A faithful God who does no wrong,
upright and just is he.
Well, I’ve already covered a great deal of this god’s wrongdoing, but there’s more to be found here!
- 8:16 explains that God fed people nothing but bland manna for forty years in order to “test” them, meaning that when he killed people for whining about the manna he was clearly guilty of entrapment.
- Chapter 13 uses the hypothetical situation of a person predicting a future event accurately and using the event to proselytize their gods. That person is to be put to death. (Surprised?) You know, because God is just testing you. (I can has circular logic?)
- Expanding on the earlier idea that unruly children should be stoned to death, 21:18-21 includes parents complaining about a “drunkard” child. Does this mean that parents can still get their adult children murdered or are we to blame the parents for giving their kid booze?
- 23:2 punishes the children of “forbidden marriages”/unmarried people (e.g. me) for the non-crime their parents.
- Also perfectly in character for this fellow, any if woman attempting to break up a fight between men accidentally touches the (more-than-likely covered) penis of someone she’s not married to, she is to have her arm chopped off (25:11-12).
- In his ravings against those whom defy him, God punishes the sinner by making his fiancee endure rape. Um… yeah… that’s fair. (28:30).
Of course, there was other bullshit. Moses, after destroying the golden calf that Israel made during Exodus, spent forty days and nights in the desert consuming neither food nor water (9:18). Even Terri Schaivo who was completely bedridden in humid Florida only lasted thirteen days.
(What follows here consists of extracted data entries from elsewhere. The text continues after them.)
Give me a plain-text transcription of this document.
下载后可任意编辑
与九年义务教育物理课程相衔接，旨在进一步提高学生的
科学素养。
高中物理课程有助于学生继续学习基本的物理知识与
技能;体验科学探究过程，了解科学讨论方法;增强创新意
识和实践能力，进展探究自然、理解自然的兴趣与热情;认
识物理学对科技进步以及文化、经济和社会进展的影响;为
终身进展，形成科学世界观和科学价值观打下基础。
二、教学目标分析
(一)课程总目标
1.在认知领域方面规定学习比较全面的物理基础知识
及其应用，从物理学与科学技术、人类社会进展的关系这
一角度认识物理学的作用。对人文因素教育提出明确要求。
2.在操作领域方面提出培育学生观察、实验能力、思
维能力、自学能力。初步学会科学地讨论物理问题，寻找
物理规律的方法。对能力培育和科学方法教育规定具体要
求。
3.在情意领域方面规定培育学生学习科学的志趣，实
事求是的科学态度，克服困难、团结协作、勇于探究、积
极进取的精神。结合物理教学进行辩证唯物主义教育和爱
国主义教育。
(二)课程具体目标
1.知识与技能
I suppose, then, that Moses was actually a waterbed with legs. Also, my favorite flub in the book is 14:11-18 in which the bat is identified as a bird. Of course, this can probably be attributed to an imperfect editor as easily as to an ignorant author, but still: much LOLs.
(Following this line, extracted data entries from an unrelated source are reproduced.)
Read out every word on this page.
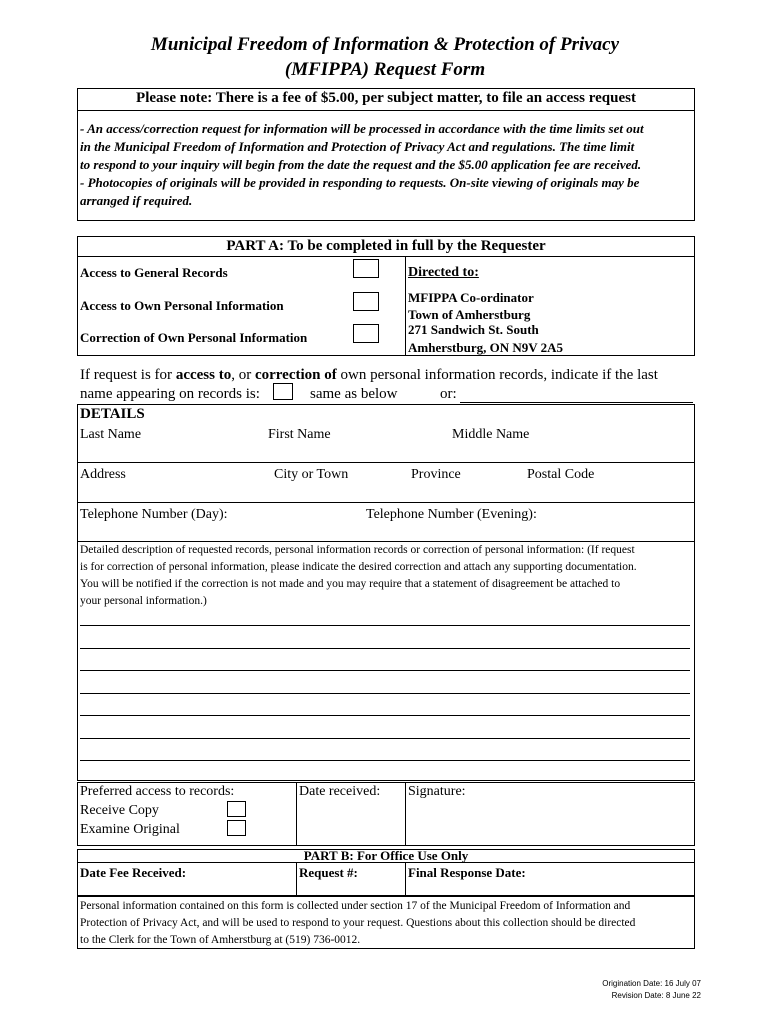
Municipal Freedom of Information & Protection of Privacy
(MFIPPA) Request Form
Please note: There is a fee of $5.00, per subject matter, to file an access request
- An access/correction request for information will be processed in accordance with the time limits set out
in the Municipal Freedom of Information and Protection of Privacy Act and regulations. The time limit
to respond to your inquiry will begin from the date the request and the $5.00 application fee are received.
- Photocopies of originals will be provided in responding to requests. On-site viewing of originals may be
arranged if required.
PART A: To be completed in full by the Requester
Access to General Records
Access to Own Personal Information
Correction of Own Personal Information
Directed to:
MFIPPA Co-ordinator
Town of Amherstburg
271 Sandwich St. South
Amherstburg, ON N9V 2A5
If request is for access to, or correction of own personal information records, indicate if the last
name appearing on records is:	same as below	or:
DETAILS
Last Name	First Name	Middle Name
Address	City or Town	Province	Postal Code
Telephone Number (Day):	Telephone Number (Evening):
Detailed description of requested records, personal information records or correction of personal information: (If request
is for correction of personal information, please indicate the desired correction and attach any supporting documentation.
You will be notified if the correction is not made and you may require that a statement of disagreement be attached to
your personal information.)
Preferred access to records:
Receive Copy
Examine Original
Date received: Signature:
PART B: For Office Use Only
Date Fee Received:	Request #:	Final Response Date:
Personal information contained on this form is collected under section 17 of the Municipal Freedom of Information and
Protection of Privacy Act, and will be used to respond to your request. Questions about this collection should be directed
to the Clerk for the Town of Amherstburg at (519) 736-0012.
Origination Date: 16 July 07
Revision Date: 8 June 22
There were some things I found agreeable here, too! (Sure I’m inclined to poo-poo the whole thing, but I do try to be as fair as my very biased mind can allow.) 22:5 condemns slavers to death, but can’t a parent (Oh, who am I kidding? the father) selling an unwilling child into slavery also be considered ripe for retribution under this rule? Also, how do they reconcile this with being the buyers of slaves? 25:1-3 forbids more than forty flogs in a punishment and can easily be seen as a prohibition on excessive punishment, though maybe I’m being too liberal in this reading. (I mean, surely I haven’t forgotten 25:11-12 yet, right?) And in 30:1-3 all are assured that any who have turned away from God can return to him and may be fully restored to their previous position and possessions. It’s too bad that most crimes call for capital punishment, huh?
Interestingly, I found what is probably the genesis of a couple of idioms: 8:3 makes use of “man does not live on bread alone” and 32:10 “apple of his eye” is used to describe Israel.
And in the end Moses is instructed to climb Mount Nebo and look out onto the land which he has labored tirelessly for eighty years to reunite his people with and die, never entering on account of a small indiscretion. Is Jesus’ story meant to echo that of Moses’? While Jesus died for others, Moses lived for them. (Though my life has not been long thus far, I can in good faith disclose my hard gained knowledge that it is a far more arduous task to live for others than it is to die.) In the unjustness of his fate I found the deepest story the Bible has yet given me: all who toil away their entire lives for their own benefit do so in vain. Even if Moses had made it into the Promised Land, he would still die one day; his great legacy is having given his all to his people. I have to admit that his story has moved me.